As we saw above, we use Cosmos DB as our persistent event storage. This is simple to understand and its reactive capabilities make things simple to process events further. Having a queryable event store is an important advantage and can help in maintaining the overall simplicity of the solution. There are pros and cons to using Cosmos DB. To achieve higher throughputs it's often very expensive and this can be a blocker in many projects. On the other hand, using a managed service like this allow for a planetary-scale event store, with high availability and automatic management of data replication. And usually, it's very expensive to do this kind of architecture in other technologic stacks and clouds. For common business apps and use cases, Cosmos DB can help with reasonable costs. The growth in scale can be controlled, as well as the cost. We can do event streaming even for business applications, which is great.
There are use cases that are far more complex and depend on very fast data ingestion and processing. Azure offers many technologies to help in these scenarios. Notable examples of these offers are Event Hubs, Kafka (AKS / HDInsight), Stream Analytics, Azure Databricks. Azure Functions and Cosmos DB can help in this architecture also. These components can work in combination to implement Lambda Architecture or Kappa Architecture.

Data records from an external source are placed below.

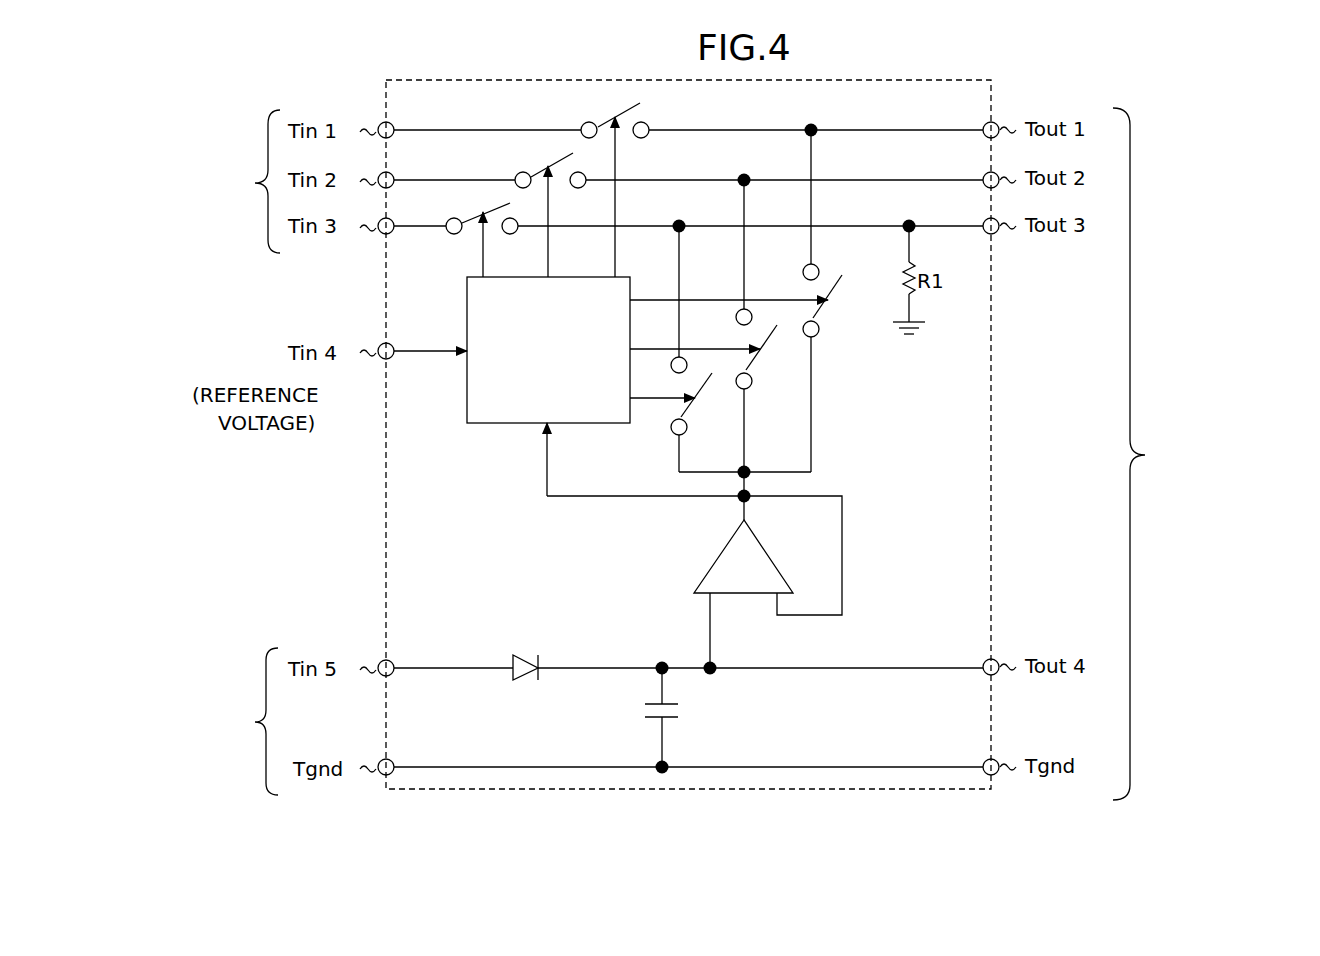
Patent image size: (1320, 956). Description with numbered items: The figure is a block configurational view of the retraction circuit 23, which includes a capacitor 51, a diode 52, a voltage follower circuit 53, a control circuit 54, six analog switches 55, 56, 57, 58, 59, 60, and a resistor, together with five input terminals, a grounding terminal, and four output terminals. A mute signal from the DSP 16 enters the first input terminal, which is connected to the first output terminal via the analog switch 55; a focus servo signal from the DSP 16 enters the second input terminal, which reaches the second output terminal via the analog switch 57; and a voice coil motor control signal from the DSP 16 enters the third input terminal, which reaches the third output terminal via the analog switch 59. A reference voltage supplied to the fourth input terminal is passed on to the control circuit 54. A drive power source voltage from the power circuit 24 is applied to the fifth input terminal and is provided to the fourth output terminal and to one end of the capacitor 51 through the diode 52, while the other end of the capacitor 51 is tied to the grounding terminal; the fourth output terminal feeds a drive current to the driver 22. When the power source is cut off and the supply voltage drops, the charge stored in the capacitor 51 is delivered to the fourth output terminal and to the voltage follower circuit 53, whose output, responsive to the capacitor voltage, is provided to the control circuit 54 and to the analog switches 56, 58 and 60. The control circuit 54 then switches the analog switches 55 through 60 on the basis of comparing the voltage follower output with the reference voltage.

The DSP 16 is at (218, 181).
The driver 22 is at (1191, 454).
The retraction circuit 23 is at (838, 72).
The power circuit 24 is at (218, 721).
The capacitor 51 is at (683, 711).
The diode 52 is at (515, 654).
The voltage follower circuit 53 is at (724, 549).
The control circuit 54 is at (548, 350).
The analog switch 55 is at (618, 106).
The analog switch 56 is at (744, 300).
The analog switch 57 is at (550, 156).
The analog switch 58 is at (711, 349).
The analog switch 59 is at (490, 204).
The analog switch 60 is at (680, 396).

As a final note, it`s always important to understand if we are streaming messages/logs/telemetry information to be processed in near real-time or we are streaming business commands and events through the system. The notion of value of each message is very important. For example, it's viable to lose a message informing the temperature of a sensor that is sent every 30 seconds. On the other hand, we would have problems if we lose a message containing business rich information like the submission of a form used to create a new account. Different use cases require different architectures and different investments in cost.
Kafka was not intended, originally, to store messages forever. Kafka, like Azure Event Hubs, works better for use cases that need to deal with high data ingestion throughput and distribution to multiple consumer groups that can consume these messages at their own pace. The received messages are intended to stay on the log for a configurable time. Handling millions of messages per second, these messages are usually forwarded to real-time analytics providers and usually, batching and storage adapters. Kafka and Event Hubs are not meant to be the final store for the data - they are a very fast and scalable service for data ingestion and normally, the first part of a data processing/analytics pipeline.
That said, data ingested should normally be processed and stored where it can be queried and used in applications. In our opinion, Kafka should not be used as an event store, neither Azure Event Hubs. Products like Cosmos DB, EventStore (https://eventstore.com/) among others are more convenient for this purpose. Cosmos DB is a very interesting option when we are using the Azure cloud because it's serverless and there is no need to worry about its internal management. As a side note, other relational databases can be used also as an event store and many people have done so (https://github.com/commanded/eventstore).
Cosmos DB can help in the scenario of doing CQRS and Event Sourcing because it can be both an ingestion engine and an event store database with great querying support, not to mention the ability to automatically invoke a function when new data arrives. In the next part of this series, we delve into details of the code can be structured to help succeed using Event Sourcing techniques.
In this first part of the series, we introduced how a team can structure the project to create an event-driven business application, accomodating the needs for command and query separation, and taking advantage of an event store for the application. In the next part of the series, we will go into greater detail, explaining the code necessary to handle commands. We will also talk about the aggregate design.